USC lines up in an I-formation, and will be running a bootleg-play action pass rolling towards the right side of the field.

As the play is developing, the commentators are discussing his strong arm, and Wittek looks desperate to show it off, as he is looking down field for a big play. He goes through his progressions, buys as much time as possible but nobody has managed to get open. Does he force the ball down field anyway like many young quarterbacks would?

Nope. Wittek ends up stepping out of bounds for a gain of three yards and lives to see another play. It would have been easy for him to force the ball into coverage and see what happens. USC had a comfortable lead of 39 points and even a turnover wouldn't have done much to the team's chances of losing the game. However, making the right choice in getting what he could get showed good maturity and solid decision making.

It wasn't a flashy play and won't make any highlight films but it was the correct play. As long as Wittek can continue to make the proper decisions and limit his mistakes, this USC offense will be better off, and he will have a better season than Barkley had a year ago.


Step Up in the Pocket

Barkley shows good pocket presence and does a really good job of keeping his eyes down field. The thing that would drive you nuts with him is that he isn't the most athletic quarterback, and he would have a difficult time of escaping or even stepping up out of pressure. 

Take a play against Oregon from the 2010 season for example. USC is lined up in a single-set back formation. Now the Ducks are going to send pressure, but the Trojans offensive line does a tremendous job of picking up the extra men, giving Barkley more than enough time to make a decision with the football.

Barkley has now had a few seconds to make up his mind. He can either throw the ball away, step up in the pocket to buy himself maybe an extra second or two, or he can continue to be a statue in the pocket and wait for No. 56 (circled) to absolutely knock him into another zip code.

Obviously this play resulted in a bone-crunching hit, as Barkley not only held onto the ball far too long, but he also didn't bother stepping up in the pocket or trying to avoid the pressure. The positives where that he was able to hold onto the football and managed to peel himself off the field, but this play could have been avoided by stepping up. At the very least, the play would have resulted in a no-gain, instead of a loss of six yards.
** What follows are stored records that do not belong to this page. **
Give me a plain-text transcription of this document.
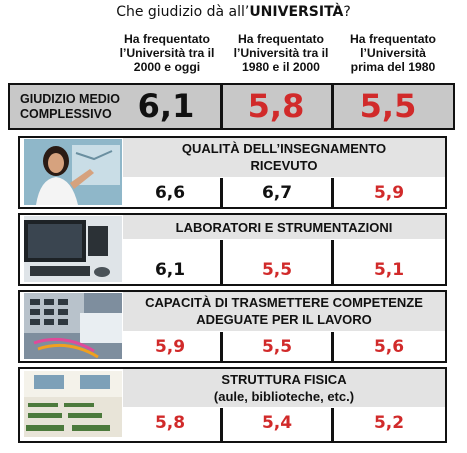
Che giudizio dà all’UNIVERSITÀ?
Ha frequentato
l’Università tra il
2000 e oggi
Ha frequentato
l’Università tra il
1980 e il 2000
Ha frequentato
l’Università
prima del 1980
GIUDIZIO MEDIO
COMPLESSIVO 6,1	5,8	5,5
QUALITÀ DELL’INSEGNAMENTO
RICEVUTO
6,6	6,7	5,9
LABORATORI E STRUMENTAZIONI
6,1	5,5	5,1
CAPACITÀ DI TRASMETTERE COMPETENZE
ADEGUATE PER IL LAVORO
5,9	5,5	5,6
STRUTTURA FISICA
(aule, biblioteche, etc.)
5,8	5,4	5,2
Barkley will never be considered an athletic quarterback and shouldn't be mentioned in the same conversation as a Johnny Manziel, but it doesn't take much to move your feet and step up to avoid the pressure. This can't be blamed on a poor offensive line like some of the 2012 seasons failures should be, this is simply an immobile quarterback at his worst.

Wittek has already done a solid job of showing he is more athletic than Barkley, by running boot-leg plays and moving around in the pocket. If he can continue to buy himself more time, stepping up to avoid pressure and once in a while hurting defenses with his legs, the USC offense will benefit greatly and avoid a lot more negative plays.

Note: All screen shots pulled from YouTube videos uploaded by users Eric Stoner, PRigsND and TMBDraft.